Write it down. Making an old-fashioned to-do-list at the beginning of each day or for the week. This can be a very centering as well as practical activity.  It gives you reflection time and helps you feel more focused. Include all the things you need to do no matter how small. Include your personal business such as hair appointments and taking the dog to the groomers.  Making lists help you to prioritize. As you check off items, it will give your sense of accomplishment and help you to focus on one task at a time. 

 

 

3.

Stay calm. This takes practice, but the more you practice, the better you get. Staying calm strengthens your ability to take things in stride and complete your tasks even in the face of difficult circumstances. If you’re stressed or feeling emotionally charged, take a step back and allow yourself to regroup.

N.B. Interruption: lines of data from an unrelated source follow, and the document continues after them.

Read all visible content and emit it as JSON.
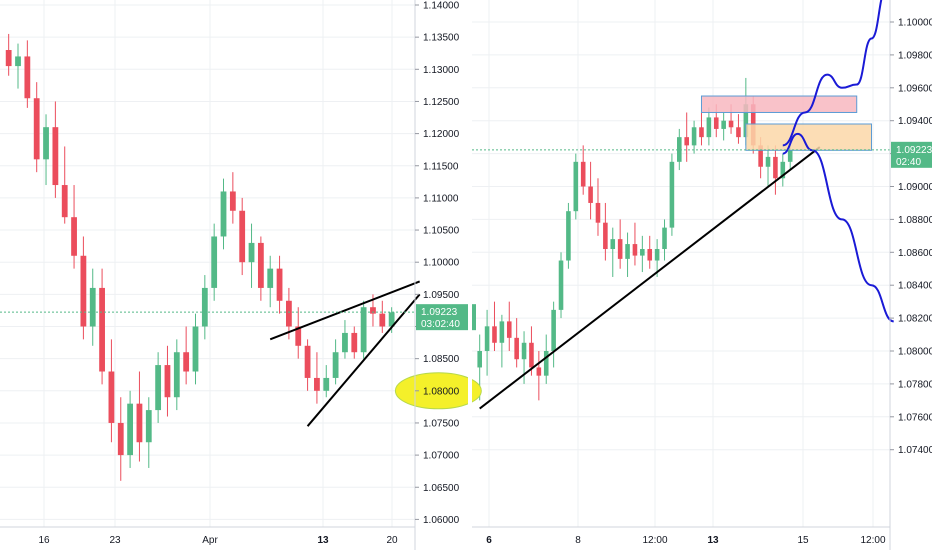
{
  "colors": {
    "up": "#53b987",
    "down": "#eb4d5c",
    "grid": "#eef0f3",
    "axis_text": "#131722",
    "price_line": "#53b987",
    "price_badge": "#53b987",
    "trendline": "#000000",
    "projection": "#1a1ad6",
    "resistance_zone": "#f8b7c0",
    "support_zone": "#fbd7a8",
    "marker": "#f4f02a"
  },
  "chart_data": [
    {
      "type": "candlestick",
      "title": "",
      "timeframe": "daily",
      "x_tick_labels": [
        "16",
        "23",
        "Apr",
        "13",
        "20"
      ],
      "y_tick_labels": [
        "1.14000",
        "1.13500",
        "1.13000",
        "1.12500",
        "1.12000",
        "1.11500",
        "1.11000",
        "1.10500",
        "1.10000",
        "1.09500",
        "1.09000",
        "1.08500",
        "1.08000",
        "1.07500",
        "1.07000",
        "1.06500",
        "1.06000"
      ],
      "ylim": [
        1.0595,
        1.1405
      ],
      "current_price": "1.09223",
      "countdown": "03:02:40",
      "grid": true,
      "candles": [
        [
          1.133,
          1.1355,
          1.129,
          1.1305
        ],
        [
          1.1305,
          1.134,
          1.127,
          1.132
        ],
        [
          1.132,
          1.1345,
          1.124,
          1.1255
        ],
        [
          1.1255,
          1.128,
          1.114,
          1.116
        ],
        [
          1.116,
          1.123,
          1.112,
          1.121
        ],
        [
          1.121,
          1.125,
          1.11,
          1.112
        ],
        [
          1.112,
          1.118,
          1.106,
          1.107
        ],
        [
          1.107,
          1.112,
          1.099,
          1.101
        ],
        [
          1.101,
          1.104,
          1.088,
          1.09
        ],
        [
          1.09,
          1.099,
          1.087,
          1.096
        ],
        [
          1.096,
          1.099,
          1.081,
          1.083
        ],
        [
          1.083,
          1.088,
          1.072,
          1.075
        ],
        [
          1.075,
          1.079,
          1.066,
          1.07
        ],
        [
          1.07,
          1.08,
          1.068,
          1.078
        ],
        [
          1.078,
          1.083,
          1.069,
          1.072
        ],
        [
          1.072,
          1.079,
          1.068,
          1.077
        ],
        [
          1.077,
          1.086,
          1.075,
          1.084
        ],
        [
          1.084,
          1.087,
          1.076,
          1.079
        ],
        [
          1.079,
          1.088,
          1.077,
          1.086
        ],
        [
          1.086,
          1.09,
          1.081,
          1.083
        ],
        [
          1.083,
          1.092,
          1.081,
          1.09
        ],
        [
          1.09,
          1.098,
          1.088,
          1.096
        ],
        [
          1.096,
          1.106,
          1.094,
          1.104
        ],
        [
          1.104,
          1.113,
          1.102,
          1.111
        ],
        [
          1.111,
          1.114,
          1.106,
          1.108
        ],
        [
          1.108,
          1.11,
          1.098,
          1.1
        ],
        [
          1.1,
          1.106,
          1.096,
          1.103
        ],
        [
          1.103,
          1.104,
          1.094,
          1.096
        ],
        [
          1.096,
          1.101,
          1.093,
          1.099
        ],
        [
          1.099,
          1.101,
          1.092,
          1.094
        ],
        [
          1.094,
          1.096,
          1.088,
          1.09
        ],
        [
          1.09,
          1.093,
          1.085,
          1.087
        ],
        [
          1.087,
          1.088,
          1.08,
          1.082
        ],
        [
          1.082,
          1.086,
          1.078,
          1.08
        ],
        [
          1.08,
          1.084,
          1.079,
          1.082
        ],
        [
          1.082,
          1.088,
          1.081,
          1.086
        ],
        [
          1.086,
          1.091,
          1.085,
          1.089
        ],
        [
          1.089,
          1.09,
          1.085,
          1.086
        ],
        [
          1.086,
          1.094,
          1.085,
          1.093
        ],
        [
          1.093,
          1.095,
          1.09,
          1.092
        ],
        [
          1.092,
          1.094,
          1.089,
          1.09
        ],
        [
          1.09,
          1.093,
          1.089,
          1.0922
        ]
      ],
      "annotations": [
        {
          "type": "trendline",
          "label": "rising wedge upper",
          "from": [
            28,
            1.088
          ],
          "to": [
            44,
            1.097
          ]
        },
        {
          "type": "trendline",
          "label": "rising wedge lower",
          "from": [
            32,
            1.0745
          ],
          "to": [
            44,
            1.095
          ]
        },
        {
          "type": "ellipse",
          "label": "marker",
          "center": [
            46,
            1.08
          ],
          "radius": [
            2.3,
            0.0028
          ]
        }
      ]
    },
    {
      "type": "candlestick",
      "title": "",
      "timeframe": "intraday",
      "x_tick_labels": [
        "6",
        "8",
        "12:00",
        "13",
        "15",
        "12:00"
      ],
      "y_tick_labels": [
        "1.10000",
        "1.09800",
        "1.09600",
        "1.09400",
        "1.09200",
        "1.09000",
        "1.08800",
        "1.08600",
        "1.08400",
        "1.08200",
        "1.08000",
        "1.07800",
        "1.07600",
        "1.07400"
      ],
      "ylim": [
        1.073,
        1.102
      ],
      "current_price": "1.09223",
      "countdown": "02:40",
      "grid": true,
      "candles": [
        [
          1.079,
          1.081,
          1.077,
          1.08
        ],
        [
          1.08,
          1.0825,
          1.0785,
          1.0815
        ],
        [
          1.0815,
          1.083,
          1.08,
          1.0805
        ],
        [
          1.0805,
          1.0822,
          1.079,
          1.0818
        ],
        [
          1.0818,
          1.083,
          1.08,
          1.0808
        ],
        [
          1.0808,
          1.082,
          1.079,
          1.0795
        ],
        [
          1.0795,
          1.0812,
          1.078,
          1.0805
        ],
        [
          1.0805,
          1.0815,
          1.0785,
          1.079
        ],
        [
          1.079,
          1.08,
          1.077,
          1.0785
        ],
        [
          1.0785,
          1.081,
          1.078,
          1.08
        ],
        [
          1.08,
          1.083,
          1.079,
          1.0825
        ],
        [
          1.0825,
          1.086,
          1.082,
          1.0855
        ],
        [
          1.0855,
          1.089,
          1.085,
          1.0885
        ],
        [
          1.0885,
          1.092,
          1.088,
          1.0915
        ],
        [
          1.0915,
          1.0925,
          1.0895,
          1.09
        ],
        [
          1.09,
          1.0915,
          1.088,
          1.089
        ],
        [
          1.089,
          1.0905,
          1.087,
          1.0878
        ],
        [
          1.0878,
          1.089,
          1.0855,
          1.0862
        ],
        [
          1.0862,
          1.0875,
          1.0845,
          1.0868
        ],
        [
          1.0868,
          1.088,
          1.085,
          1.0856
        ],
        [
          1.0856,
          1.0872,
          1.0845,
          1.0865
        ],
        [
          1.0865,
          1.0878,
          1.0852,
          1.0858
        ],
        [
          1.0858,
          1.087,
          1.0848,
          1.0862
        ],
        [
          1.0862,
          1.087,
          1.085,
          1.0855
        ],
        [
          1.0855,
          1.0868,
          1.0845,
          1.0862
        ],
        [
          1.0862,
          1.088,
          1.0855,
          1.0875
        ],
        [
          1.0875,
          1.092,
          1.087,
          1.0915
        ],
        [
          1.0915,
          1.0935,
          1.091,
          1.093
        ],
        [
          1.093,
          1.0945,
          1.0915,
          1.0925
        ],
        [
          1.0925,
          1.094,
          1.092,
          1.0936
        ],
        [
          1.0936,
          1.0945,
          1.0925,
          1.093
        ],
        [
          1.093,
          1.0948,
          1.0925,
          1.0942
        ],
        [
          1.0942,
          1.095,
          1.093,
          1.0935
        ],
        [
          1.0935,
          1.0945,
          1.0928,
          1.094
        ],
        [
          1.094,
          1.095,
          1.0932,
          1.0936
        ],
        [
          1.0936,
          1.0944,
          1.0926,
          1.093
        ],
        [
          1.093,
          1.0966,
          1.0925,
          1.095
        ],
        [
          1.095,
          1.0955,
          1.092,
          1.0925
        ],
        [
          1.0925,
          1.093,
          1.0905,
          1.0912
        ],
        [
          1.0912,
          1.0925,
          1.09,
          1.0918
        ],
        [
          1.0918,
          1.0925,
          1.0895,
          1.0905
        ],
        [
          1.0905,
          1.092,
          1.09,
          1.0915
        ],
        [
          1.0915,
          1.0928,
          1.091,
          1.0922
        ]
      ],
      "annotations": [
        {
          "type": "trendline",
          "label": "support trendline",
          "from": [
            0,
            1.0765
          ],
          "to": [
            46,
            1.0924
          ]
        },
        {
          "type": "zone",
          "label": "resistance zone",
          "x": [
            30,
            51
          ],
          "y": [
            1.0945,
            1.0955
          ]
        },
        {
          "type": "zone",
          "label": "support zone",
          "x": [
            36,
            53
          ],
          "y": [
            1.0922,
            1.0938
          ]
        },
        {
          "type": "projection",
          "label": "bullish path",
          "points": [
            [
              41,
              1.0925
            ],
            [
              44,
              1.0945
            ],
            [
              47,
              1.0968
            ],
            [
              49,
              1.096
            ],
            [
              51,
              1.0962
            ],
            [
              53,
              1.099
            ],
            [
              55,
              1.102
            ]
          ]
        },
        {
          "type": "projection",
          "label": "bearish path",
          "points": [
            [
              41,
              1.092
            ],
            [
              43,
              1.0932
            ],
            [
              45,
              1.0922
            ],
            [
              49,
              1.088
            ],
            [
              53,
              1.084
            ],
            [
              56,
              1.0818
            ]
          ]
        }
      ]
    }
  ]
}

Taking short breaks helps you release stress and refresh yourself. Take a walk to the restroom or just get up and move about the office or room.  Once you've hit the target, take as much time as you want to relax and give attention to other things. Until then, stay the course. Your victories are much more satisfying when you give your full attention to achieving them. Completing your important tasks will help you let go of worrying and other stress, and build a positive sense of momentum.

 

4.

Pick your battles. Refuse to enter into unnecessary arguments or other disagreements with others. This doesn’t mean avoiding taking a stand and exercising leadership on behalf of yourself and the greater good when it is needed. But staying positive and focused on your responsibilities, regardless of the circumstances, enables you to better handle pressure and get the job done in the short and long run.

 

5.

Set boundaries. When and how often do you check email, Facebook, your cellphone? Do you take your own calls or leave that to a front-office person? Every one of these is pulling you away from your main business. Schedule specific times to address these issues — and stick to the schedule.  It’s up to you to make sure you have uninterrupted time to do your real job.

 

6.

Get to the bottom of procrastination: Finally, putting off important matters may be more a question of emotion than distractions. Are you harboring fears related to the task or project? Are you anxious you don't have the skills or enough information to accomplish the assignment? It can be very clarifying to spend time with a pencil and paper reflecting on the reasons why you aren't tackling something. Once you get to the bottom of your procrastination you can figure out how to fix it or get the help you need.